There are no limits on the number of new heroes Gazillion can add to Marvel Heroes either. Not only do they have full access to every Marvel character, but they even have a Marvel writer bringing his talents to the project. Brian Michael Bendis, a writer whose work in the Marvel universe is some of its best, has crafted the basic plot of the game and is overseeing all of the game's writing.
In terms of basic gameplay, Marvel Heroes falls into the mouse-click heavy territory of games like Diablo and Torchlight, with additional powers set to key-bindings. Players will collect colored loot in the form of new costume pieces that add buffs and differentiate your version of Wolverine from the rest of the pack. As they level up, players can spend their points on new abilities or improving existing ones.
It may sound run-of-the-mill, but the ARPG trappings are aided by the game's ambitions elsewhere.
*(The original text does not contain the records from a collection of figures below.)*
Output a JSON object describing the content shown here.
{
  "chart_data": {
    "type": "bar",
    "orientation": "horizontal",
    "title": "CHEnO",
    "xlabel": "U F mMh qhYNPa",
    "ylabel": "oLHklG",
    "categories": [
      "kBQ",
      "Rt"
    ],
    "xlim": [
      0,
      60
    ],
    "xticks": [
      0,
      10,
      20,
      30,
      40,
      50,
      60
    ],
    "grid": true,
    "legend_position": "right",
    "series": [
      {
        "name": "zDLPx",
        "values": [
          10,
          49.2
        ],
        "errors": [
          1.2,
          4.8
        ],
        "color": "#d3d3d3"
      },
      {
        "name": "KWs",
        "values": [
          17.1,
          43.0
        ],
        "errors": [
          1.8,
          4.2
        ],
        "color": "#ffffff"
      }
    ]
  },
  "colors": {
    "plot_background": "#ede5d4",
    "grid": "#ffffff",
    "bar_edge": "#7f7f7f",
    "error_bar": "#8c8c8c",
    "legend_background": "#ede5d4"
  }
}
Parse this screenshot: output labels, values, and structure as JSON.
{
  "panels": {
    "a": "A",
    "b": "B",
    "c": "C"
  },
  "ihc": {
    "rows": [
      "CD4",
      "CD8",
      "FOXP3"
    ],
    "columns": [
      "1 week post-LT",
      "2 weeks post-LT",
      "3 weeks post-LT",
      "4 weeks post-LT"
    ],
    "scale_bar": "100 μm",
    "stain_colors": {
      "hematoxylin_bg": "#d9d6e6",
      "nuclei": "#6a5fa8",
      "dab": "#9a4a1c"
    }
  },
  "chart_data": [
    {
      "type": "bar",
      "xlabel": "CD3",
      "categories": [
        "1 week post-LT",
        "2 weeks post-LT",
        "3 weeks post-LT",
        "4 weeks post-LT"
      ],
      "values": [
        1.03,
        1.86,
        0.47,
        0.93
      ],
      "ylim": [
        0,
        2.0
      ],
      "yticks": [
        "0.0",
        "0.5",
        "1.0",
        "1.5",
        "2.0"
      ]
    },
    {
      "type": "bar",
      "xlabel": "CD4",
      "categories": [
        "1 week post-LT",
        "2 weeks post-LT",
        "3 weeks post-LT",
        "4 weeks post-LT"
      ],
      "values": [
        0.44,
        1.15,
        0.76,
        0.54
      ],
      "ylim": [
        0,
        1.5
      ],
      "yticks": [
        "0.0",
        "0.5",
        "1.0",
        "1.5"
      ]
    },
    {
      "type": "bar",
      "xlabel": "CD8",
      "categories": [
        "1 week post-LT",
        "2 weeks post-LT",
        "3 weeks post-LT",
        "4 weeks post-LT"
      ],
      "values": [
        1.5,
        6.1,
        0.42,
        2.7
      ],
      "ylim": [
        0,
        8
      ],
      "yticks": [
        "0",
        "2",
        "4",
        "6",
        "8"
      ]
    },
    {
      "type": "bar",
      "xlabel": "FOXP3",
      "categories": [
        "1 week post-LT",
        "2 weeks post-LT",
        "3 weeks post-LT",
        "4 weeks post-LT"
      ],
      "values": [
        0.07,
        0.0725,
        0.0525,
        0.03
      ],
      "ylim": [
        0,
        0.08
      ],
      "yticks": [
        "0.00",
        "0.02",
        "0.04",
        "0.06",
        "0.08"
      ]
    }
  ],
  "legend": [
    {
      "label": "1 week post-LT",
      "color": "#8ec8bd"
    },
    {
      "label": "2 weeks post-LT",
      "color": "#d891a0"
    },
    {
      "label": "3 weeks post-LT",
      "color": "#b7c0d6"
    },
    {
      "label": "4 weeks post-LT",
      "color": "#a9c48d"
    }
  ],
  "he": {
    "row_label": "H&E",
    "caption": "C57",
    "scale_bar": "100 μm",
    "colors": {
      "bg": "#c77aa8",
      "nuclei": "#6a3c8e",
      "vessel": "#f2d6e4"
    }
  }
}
After all, this is an MMO too, a social aspect that neither Diablo 3 nor Torchlight 2 can offer. For some, it will make Marvel Heroes really hard to put down. After all, why stop playing an addicting loot fest when there are sure to be thousands of potential friends to play with. Brevik told me their current build of the game featured instanced zones where you could bring groups of up to five players, but assured me that the number could easily increase before release.
Those whose only exposure to Marvel is in movies like The Avengers may find characters like Rocket Raccoon and Squirrel Girl baffling, but will still find some familiar faces and situations to enjoy. In the brief demo I played, I ran around as Iron Man on a mission to recover the Cosmic Cube (a.k.a. The Tesseract) from Dr. Doom. The coincidences to The Avengers movie plot, Brevik assured me, were completely unintentional; more of a happy accident than a conscious decision.
Marvel Heroes is currently in a closed Beta, with no release date at this time. Still, this free-to-play MMO is one to look out for. Let me put it this way: If the words "free," "Diablo-esque," "Marvel," and "MMO" combine to form liquid-hot awesome in your mind, you're probably going to want to check out Marvel Heroes. Putting it another way, I don't even really play MMOs or Diablo-style games, and I'll be getting my hands on this one as soon as it's available.